I have a pair of those Tunze 3161 units if you have any questions.


----------



## SLOBY (Feb 21, 2017)

Streetwise said:


> I have a pair of those Tunze 3161 units if you have any questions.


That looks interesting. Can you insert a heater into it? If so what size?


----------



## Streetwise (May 24, 2019)

The rear chamber is about 1.00 inches x 2.25 inches x 5.50 inches before you add the skimmer bits. Each of those adds about 1.00 inches of vertical, and you get two per filter. The caps are optional.

https://www.icloud.com/sharedalbum/#B0JGrq0zwGRNeUZ

You can also use a Top Fin MF10 foam filter sideways in this unit, shown in a photo. The default foam is small. Both are shown. I should have reversed the lids.

Flow is controlled by the blue circle on the bottom of the powerhead, and you can aim the flow by rotating the powerhead exit. There is another straight flow attachment which I should have shown and may include in another photo. The four small pieces are to connect to the tank-side of the magnet mount system.


----------



## SLOBY (Feb 21, 2017)

Thanks for the detailed response Streetwise! That will help me figure it out.


----------



## Streetwise (May 24, 2019)

No problem. I was too tired to write more, but let me add some notes about how it functions.

The pump sends water out the bottom front of the filter. It pulls water down thru the foam in the front chamber. That water comes up from the back bottom grill of the rear chamber, going over that divider. If the skimmer grills are below the waterline, it will also draw thru those. It is sensitive to both water level and pump output. If the flow is really low, it will not do much skimming. If the flow is really high, and not much of the skimmer is below the waterline, the water level in the front chamber can go all the way down to the foam and even pull air from above and blast bubbles into the tank, so you need to tune the flow and the water level in tandem, and you will have to keep topping off your tank to keep it consistent.

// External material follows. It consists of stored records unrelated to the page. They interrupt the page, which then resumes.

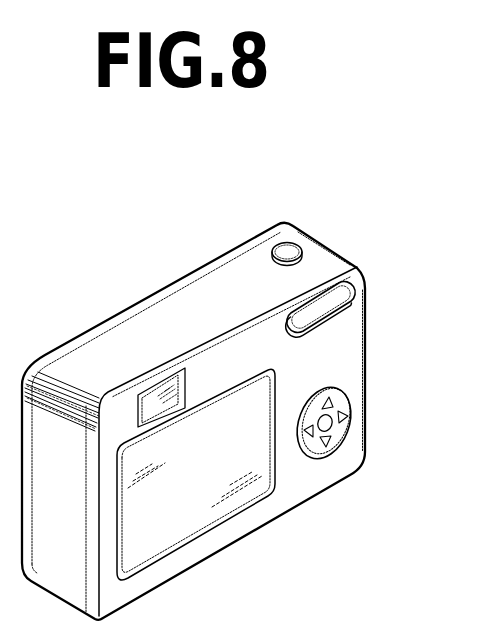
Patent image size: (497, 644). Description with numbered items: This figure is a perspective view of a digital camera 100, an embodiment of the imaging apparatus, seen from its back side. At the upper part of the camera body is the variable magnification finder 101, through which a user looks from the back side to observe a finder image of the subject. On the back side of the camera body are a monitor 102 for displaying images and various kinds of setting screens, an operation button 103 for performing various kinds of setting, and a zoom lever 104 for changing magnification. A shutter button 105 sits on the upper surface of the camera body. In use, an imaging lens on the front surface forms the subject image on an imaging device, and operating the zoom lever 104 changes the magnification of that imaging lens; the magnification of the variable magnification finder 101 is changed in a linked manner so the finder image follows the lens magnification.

The digital camera 100 is at (92, 220).
The variable magnification finder 101 is at (152, 398).
The monitor 102 is at (232, 505).
The operation button 103 is at (343, 426).
The zoom lever 104 is at (353, 300).
The shutter button 105 is at (286, 250).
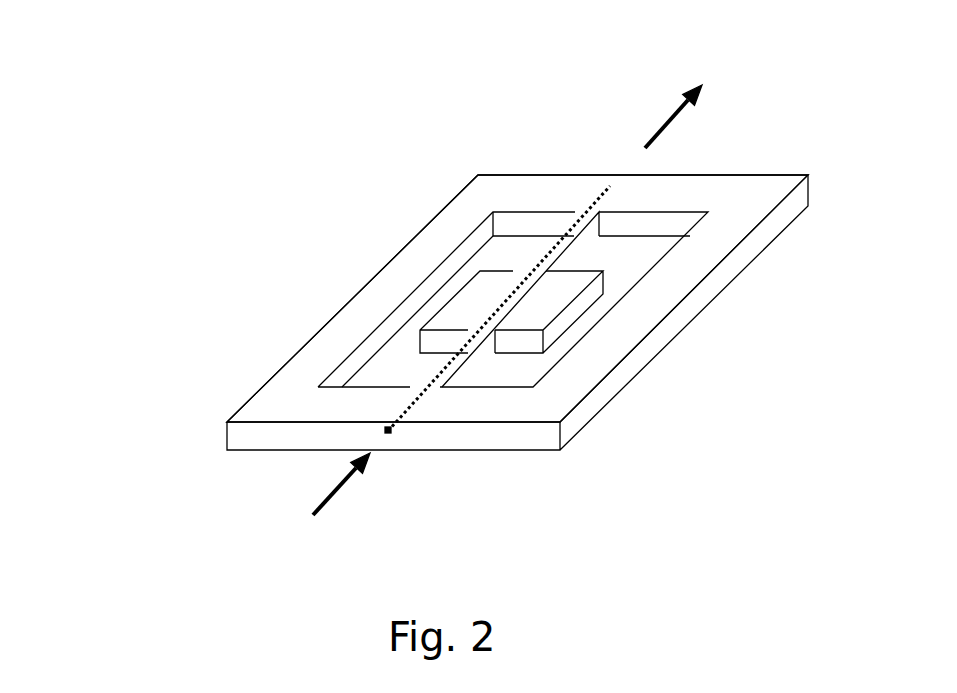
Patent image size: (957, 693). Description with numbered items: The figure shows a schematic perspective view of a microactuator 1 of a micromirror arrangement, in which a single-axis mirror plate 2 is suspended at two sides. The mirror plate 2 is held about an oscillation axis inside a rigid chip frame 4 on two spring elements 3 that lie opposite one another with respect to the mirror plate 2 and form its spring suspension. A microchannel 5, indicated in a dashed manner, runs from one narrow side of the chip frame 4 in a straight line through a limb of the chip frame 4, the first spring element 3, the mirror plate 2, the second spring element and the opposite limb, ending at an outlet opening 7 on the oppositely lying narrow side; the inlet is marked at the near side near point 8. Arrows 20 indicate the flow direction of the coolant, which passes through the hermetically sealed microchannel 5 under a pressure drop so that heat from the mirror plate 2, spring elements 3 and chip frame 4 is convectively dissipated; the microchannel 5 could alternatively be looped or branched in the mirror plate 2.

The microactuator 1 is at (228, 432).
The mirror plate 2 is at (450, 313).
The spring element 3 is at (585, 242).
The chip frame 4 is at (583, 378).
The microchannel 5 is at (507, 293).
The outlet opening 7 is at (612, 186).
The beam entry point 8 is at (393, 433).
The arrows 20 is at (332, 503).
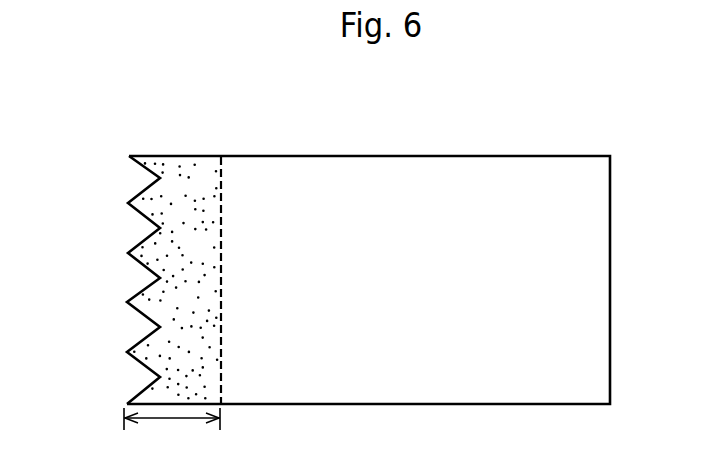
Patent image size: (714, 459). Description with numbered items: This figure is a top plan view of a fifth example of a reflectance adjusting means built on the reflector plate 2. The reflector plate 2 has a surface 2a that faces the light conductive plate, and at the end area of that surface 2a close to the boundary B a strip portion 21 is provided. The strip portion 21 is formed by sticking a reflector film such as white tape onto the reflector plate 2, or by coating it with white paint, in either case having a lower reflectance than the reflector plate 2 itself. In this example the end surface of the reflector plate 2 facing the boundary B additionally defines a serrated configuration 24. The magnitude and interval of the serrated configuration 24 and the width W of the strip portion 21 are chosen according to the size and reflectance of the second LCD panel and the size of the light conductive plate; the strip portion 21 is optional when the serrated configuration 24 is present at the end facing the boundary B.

The reflector plate 2 is at (437, 146).
The surface of the reflector plate 2a is at (528, 210).
The strip portion 21 is at (200, 182).
The serrated configuration 24 is at (142, 216).
The boundary B is at (133, 153).
The width of the strip portion W is at (172, 430).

I run mine with no lids so I can see down in them, but you can use one or both halves of that lid system if you like. When I had them in my main tank, I used the back chambers to hold my Apex probes. Occasionally a shrimp would get in, but it would just hang out on the foam, since there was no way for it to get chewed up by the impeller. I even considered using my Apex to put it on a timer to provide some escape time during the day.

You can install the skimmer parts in either orientation, and they will stack either way, so you have several choices there for where you want the water to come in. When you want to rinse the foam, you can just grab it with your fingers or tongs, without removing the filter

Cheers


----------